— Ах, хочу пить! — воскликнул он.

И пока он наливал себе воды, Беатриса любовалась стройным изяществом его фигуры, грациозными жестами молодого фавна. Ее совершенно очаровывала его слегка двусмысленная красота: в этот неустойчивый момент еще колеблющейся юности, на полпути между детством и взрослостью, разве не напоминала она красоту дьявола? Разве не походил он — будучи при этом явно моложе, — на Жан-Люка де Валонь, героя романа, который она как раз читала? Разве не чувствовалась в нем эта врожденная элегантность, к которой всегда столь чувствительна женщина, вот как и героиня, с которой Беатриса без труда отождествляла себя, красавица Мари-Элен, вырванная Жан-Люком из рук бандитов, что прятали ее в заброшенном доме?

Беатриса легко воображала себя на месте Мари-Элен, которую Жан-Люк-Патрик уносил на руках навстречу неправдоподобной судьбе, которая…

— Ты замечталась, Беатриса? — спросила Алиса с улыбкой. — Я уже в третий раз спрашиваю тебя, будешь ли ты ужинать…
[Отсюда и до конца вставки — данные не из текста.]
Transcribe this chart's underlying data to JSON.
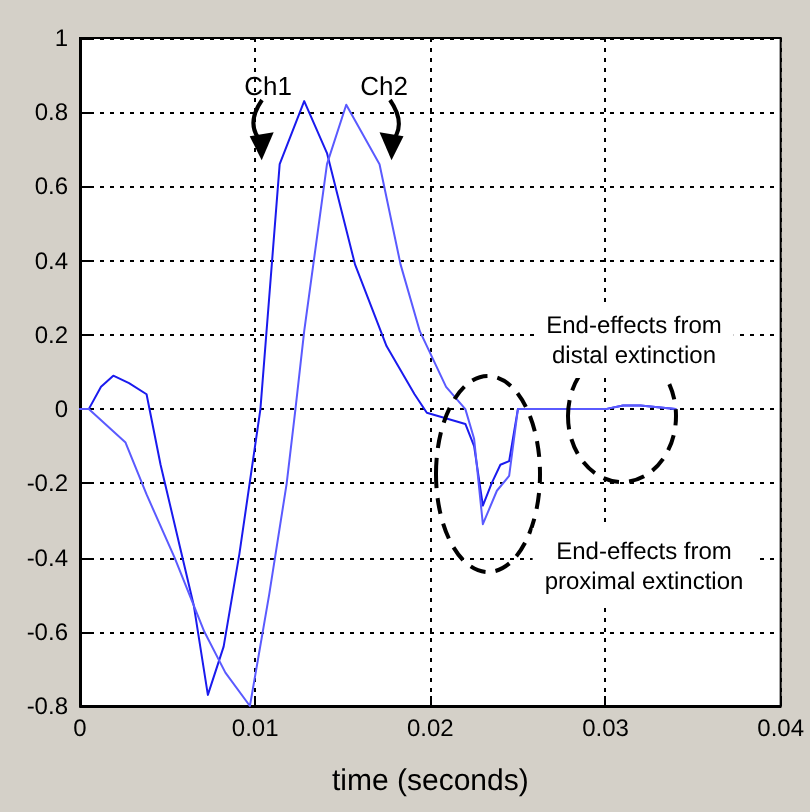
{
  "chart_data": {
    "type": "line",
    "xlabel": "time (seconds)",
    "xlim": [
      0,
      0.04
    ],
    "xticks": [
      0,
      0.01,
      0.02,
      0.03,
      0.04
    ],
    "ylim": [
      -0.8,
      1
    ],
    "yticks": [
      -0.8,
      -0.6,
      -0.4,
      -0.2,
      0,
      0.2,
      0.4,
      0.6,
      0.8,
      1
    ],
    "grid": true,
    "marker": "none",
    "line_style": "solid",
    "series": [
      {
        "color": "#1a1aee",
        "x": [
          0,
          0.0005,
          0.0012,
          0.0019,
          0.0028,
          0.0038,
          0.0046,
          0.0057,
          0.0065,
          0.0073,
          0.0082,
          0.0091,
          0.0103,
          0.0114,
          0.0128,
          0.0141,
          0.0157,
          0.0175,
          0.0191,
          0.0198,
          0.022,
          0.0225,
          0.023,
          0.0235,
          0.024,
          0.0245,
          0.025,
          0.03,
          0.031,
          0.032,
          0.034
        ],
        "values": [
          0,
          0,
          0.06,
          0.09,
          0.07,
          0.04,
          -0.15,
          -0.37,
          -0.53,
          -0.77,
          -0.64,
          -0.39,
          0,
          0.66,
          0.83,
          0.69,
          0.39,
          0.17,
          0.04,
          -0.01,
          -0.04,
          -0.1,
          -0.26,
          -0.2,
          -0.15,
          -0.14,
          0,
          0,
          0.01,
          0.01,
          0
        ]
      },
      {
        "color": "#5a5aff",
        "x": [
          0,
          0.0005,
          0.0026,
          0.0038,
          0.0054,
          0.0071,
          0.0083,
          0.0097,
          0.0108,
          0.0118,
          0.0123,
          0.0128,
          0.0141,
          0.0152,
          0.0171,
          0.0183,
          0.0194,
          0.0209,
          0.022,
          0.0225,
          0.023,
          0.0238,
          0.0245,
          0.025,
          0.03,
          0.031,
          0.032,
          0.034
        ],
        "values": [
          0,
          0,
          -0.09,
          -0.23,
          -0.4,
          -0.6,
          -0.71,
          -0.8,
          -0.5,
          -0.2,
          0,
          0.21,
          0.66,
          0.82,
          0.66,
          0.39,
          0.21,
          0.06,
          0,
          -0.08,
          -0.31,
          -0.22,
          -0.18,
          0,
          0,
          0.01,
          0.01,
          0
        ]
      }
    ],
    "annotations": [
      {
        "text": "Ch1",
        "x": 0.0114,
        "y": 0.66
      },
      {
        "text": "Ch2",
        "x": 0.0171,
        "y": 0.66
      },
      "End-effects from\ndistal extinction",
      "End-effects from\nproximal extinction"
    ]
  }
}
Наступило время каникул. Ксавье и Беатриса улетели в Грецию. С Гидры, модного острова, где ей представился удобный случай пощеголять в очень красивых шелковых брюках с хорошо подобранной к ним туникой, — все это ей только что подарил Ксавье, — Беатриса отправила Алисе почтовую открытку. Внизу, под подписью Ксавье, она приписала: «Привет Патрику».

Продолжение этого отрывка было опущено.